Reportase
SEMINAR NASIONAL
Kebijakan Siklotron PET-CT Di Indonesia:
Belajar Dari Australia Dan Implikasinya Dalam Peningkatan Pelayanan Deteksi Dini
Cancer di Indonesia.
Sleman – Pada 27 Desember 2023, Direktorat Penelitian UGM, Pusat Kebijakan dan Manajemen Kesehatan, Fakultas Kedokteran, Kesehatan Masyarakat, dan Keperawatan (PKMK UGM) dan Pusat Studi Indutri Farmasi UGM menggelar seminar Kebijakan Siklotron PET-CT di Indonesia: Belajar dari Australia dan Implikasinya dalam Peningkatan pelayanan Deteksi Dini Kanker di Indonesia.
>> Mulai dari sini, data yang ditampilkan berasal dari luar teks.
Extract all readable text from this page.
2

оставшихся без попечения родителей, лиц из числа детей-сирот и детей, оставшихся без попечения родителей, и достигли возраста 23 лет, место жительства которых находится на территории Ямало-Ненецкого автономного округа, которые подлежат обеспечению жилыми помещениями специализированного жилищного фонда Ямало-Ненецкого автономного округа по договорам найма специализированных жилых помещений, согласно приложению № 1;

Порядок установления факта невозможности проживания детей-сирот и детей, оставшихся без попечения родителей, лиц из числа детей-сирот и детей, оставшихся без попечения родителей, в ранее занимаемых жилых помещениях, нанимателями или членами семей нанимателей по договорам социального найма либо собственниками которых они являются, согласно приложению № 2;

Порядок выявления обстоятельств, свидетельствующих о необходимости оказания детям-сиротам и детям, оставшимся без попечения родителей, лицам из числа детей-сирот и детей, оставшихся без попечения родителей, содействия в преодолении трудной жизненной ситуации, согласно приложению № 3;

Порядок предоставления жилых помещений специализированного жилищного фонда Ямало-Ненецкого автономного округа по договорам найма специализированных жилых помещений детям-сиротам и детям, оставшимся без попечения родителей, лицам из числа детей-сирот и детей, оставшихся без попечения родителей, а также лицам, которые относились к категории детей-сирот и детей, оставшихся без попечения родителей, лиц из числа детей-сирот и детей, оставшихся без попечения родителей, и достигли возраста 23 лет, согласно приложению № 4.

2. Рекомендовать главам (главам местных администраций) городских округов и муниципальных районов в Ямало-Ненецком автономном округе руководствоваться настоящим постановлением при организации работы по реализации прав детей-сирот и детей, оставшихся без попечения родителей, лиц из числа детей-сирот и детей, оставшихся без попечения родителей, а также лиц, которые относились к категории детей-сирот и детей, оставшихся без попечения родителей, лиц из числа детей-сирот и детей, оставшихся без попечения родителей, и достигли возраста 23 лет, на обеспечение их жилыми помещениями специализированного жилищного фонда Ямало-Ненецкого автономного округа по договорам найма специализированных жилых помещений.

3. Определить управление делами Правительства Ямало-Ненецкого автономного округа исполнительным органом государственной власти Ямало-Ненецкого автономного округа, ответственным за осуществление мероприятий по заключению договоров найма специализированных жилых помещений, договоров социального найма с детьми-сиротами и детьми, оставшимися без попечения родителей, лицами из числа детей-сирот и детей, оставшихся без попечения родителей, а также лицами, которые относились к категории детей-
Kegiatan diselenggarakan di Ruang Sekip, UC, UGM dan diikuti 200 peserta secara daring serta 60 peserta luring.
Sambutan Prof. dr. Laksono Trisnantoro, M.Sc., Ph.D.
Staf Khusus Menteri Kesehatan bidang Kesehatan Industri Obat dan Alat Kesehatan
Menurut Prof. dr. Laksono Trisnantoro, M.Sc., Ph.D., cyclotron menjadi agenda kebijakan yang mengejutkan, karena data menunjukkan bahwa di antara negara-negara ASEAN seperti Thailand, Malaysia, Singapura, Filipina, dan Vietnam, Indonesia hanya memiliki 3 cyclotron untuk 274 juta penduduknya. Agenda kebijakan menjadi sorotan melalui proses dari penentuan agenda, perumusan kebijakan, pelaksanaan, monitoring, evaluasi, perubahan kebijakan, serta keputusan lanjutan mengenai kelanjutan atau penghentian kebijakan tersebut dengan mereview kebijakan masa lalu apa yang terjadi.
Laksono menyampaikan bahwa Australia dianggap sebagai standar dalam usaha pengembangan sistematis cyclotron. Hal ini memungkinkan perbandingan kebijakan industri PET-CT antara Indonesia dan Australia. Fokusnya bukan hanya pada layanan konvensional, tetapi meliputi rangkaian proses dari tahap awal hingga akhir untuk memperkuat layanan ini.
Pihaknya juga menggarisbawahi pentingnya pengembangan kebijakan di Indonesia. Hal ini termasuk kebijakan publik yang bertujuan memenuhi kebutuhan masyarakat, kebijakan tentang radiasi, produksi obat-obatan, penerapan PET-CT dalam layanan kesehatan primer, dan kebijakan pendanaan yang mendukung implementasi kebijakan tersebut. Dalam pandangan Laksono, langkah-langkah ini diharapkan akan memberikan landasan yang kokoh untuk meningkatkan sistem kesehatan Indonesia.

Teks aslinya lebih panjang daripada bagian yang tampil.